A pair of pinch rollers and support rollers is positioned at the cutter head inlet. The pinch roller assembly is driven by hydraulic cylinders and serves to prevent strip flutter while supporting the strip, thereby ensuring shear quality. Scrap generated by the rotary shear is directed via a chute into a scrap chopper for edge chopping. Following the chopping process, the scrap is conveyed via a chute into the exit scrap transport system.

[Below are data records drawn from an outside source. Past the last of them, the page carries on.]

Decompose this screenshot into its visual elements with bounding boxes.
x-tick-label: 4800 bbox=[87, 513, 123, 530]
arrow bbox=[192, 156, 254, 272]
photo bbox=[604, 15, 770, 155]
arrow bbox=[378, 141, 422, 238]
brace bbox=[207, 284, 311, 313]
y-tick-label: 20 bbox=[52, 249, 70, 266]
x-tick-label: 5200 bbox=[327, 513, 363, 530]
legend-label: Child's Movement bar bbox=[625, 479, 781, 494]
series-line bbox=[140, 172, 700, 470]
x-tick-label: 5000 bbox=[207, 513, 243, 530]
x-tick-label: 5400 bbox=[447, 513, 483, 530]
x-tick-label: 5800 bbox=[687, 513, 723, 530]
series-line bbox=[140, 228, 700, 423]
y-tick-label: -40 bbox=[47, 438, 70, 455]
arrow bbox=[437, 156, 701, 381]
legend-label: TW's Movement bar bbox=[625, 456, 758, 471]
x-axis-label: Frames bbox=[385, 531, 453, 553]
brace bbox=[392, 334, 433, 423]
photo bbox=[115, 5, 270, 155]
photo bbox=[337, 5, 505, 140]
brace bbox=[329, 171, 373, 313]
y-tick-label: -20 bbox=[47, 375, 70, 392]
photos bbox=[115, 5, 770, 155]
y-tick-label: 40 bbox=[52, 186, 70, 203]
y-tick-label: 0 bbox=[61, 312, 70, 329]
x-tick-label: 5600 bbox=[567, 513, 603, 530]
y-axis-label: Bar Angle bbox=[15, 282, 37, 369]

The basic automation system for the MaSteel pickling line consists of components such as PLCs (Programmable Logic Controllers), an HMI system, an Industrial Ethernet network, fieldbuses, remote field I/O stations (ET200), and programming devices, as illustrated in Figure 2. For this specific unit, the Siemens SIMATIC S7-400 was selected to serve as the controller. The entire unit is equipped with three PLCs, each utilizing a CPU416-2 module. The system's HMI interface is powered by the Siemens WinCC system, with the PLCs connected to the WinCC server via an Industrial Ethernet network. Communication between the PLCs and field devices is conducted using the PROFIBUS DP protocol; each PLC features multiple PROFIBUS DP interfaces dedicated to connecting remote I/O modules, drive systems, encoders, field instrumentation, as well as CPC and EPC devices. The rotary shear control system, akin to that of a coil slitting machine, is managed by a single CPU416-2 module-interfacing with two separate PROFIBUS DP networks-to execute functions including frame width adjustment, overlap adjustment, and side clearance adjustment.

Optimization of the Mechanical Clearance Elimination Function for the Rotary Shear

The rotation of the motor drives the lead screw, which simultaneously drives the encoder; this motion is converted into the lateral displacement of the rotary shear holder, thereby enabling the adjustment of the rotary shear's side clearance. Due to the inherent clearance between the nut and the lead screw, when the direction of rotation switches from forward to reverse, the lead screw and encoder initially rotate together while the nut remains stationary, resulting in a lack of movement in the shear holder. This phenomenon-where the position sensor detects a change in position even though the actual physical position has not changed-is caused by the mechanical backlash within the equipment. Since the encoder was calibrated in the "closing" direction, the equipment's final movement is consistently executed in the closing direction to eliminate the position control errors caused by the aforementioned mechanical backlash. For instance, to move from the current position (Point A) to Point C, the mechanism is first opened to Point B and then closed to Point C.

To achieve high control precision, the adjustment of the overlap and side clearance for the rotary shears-as well as the clearance adjustment for the scrap chopper-employs the following method: whenever the target value exceeds the current value, the distance is first adjusted to a value slightly greater than the target, and is then slowly closed back down to the target value. We have incorporated a program block for automatic clearance adjustment into the PLC software; by integrating this with the control logic of the original design and applying the principles of closed-loop control systems-specifically through real-time monitoring via absolute encoders-we have successfully achieved not only real-time feedback on the mechanical clearance of the rotary shears but also the precise, automatic adjustment of that clearance. Since the implementation of these improvements, the accuracy of the clearance adjustment has fully met production requirements, significantly boosting production efficiency and ensuring both the quality and smoothness of the shearing process.

On-site production results demonstrate that the control system for the Ma Steel pickling line's rotary shear is automated, reliable, and easy to operate, while also reducing labor intensity. It has improved shearing quality and production efficiency, effectively meeting production requirements and generating significant economic benefits.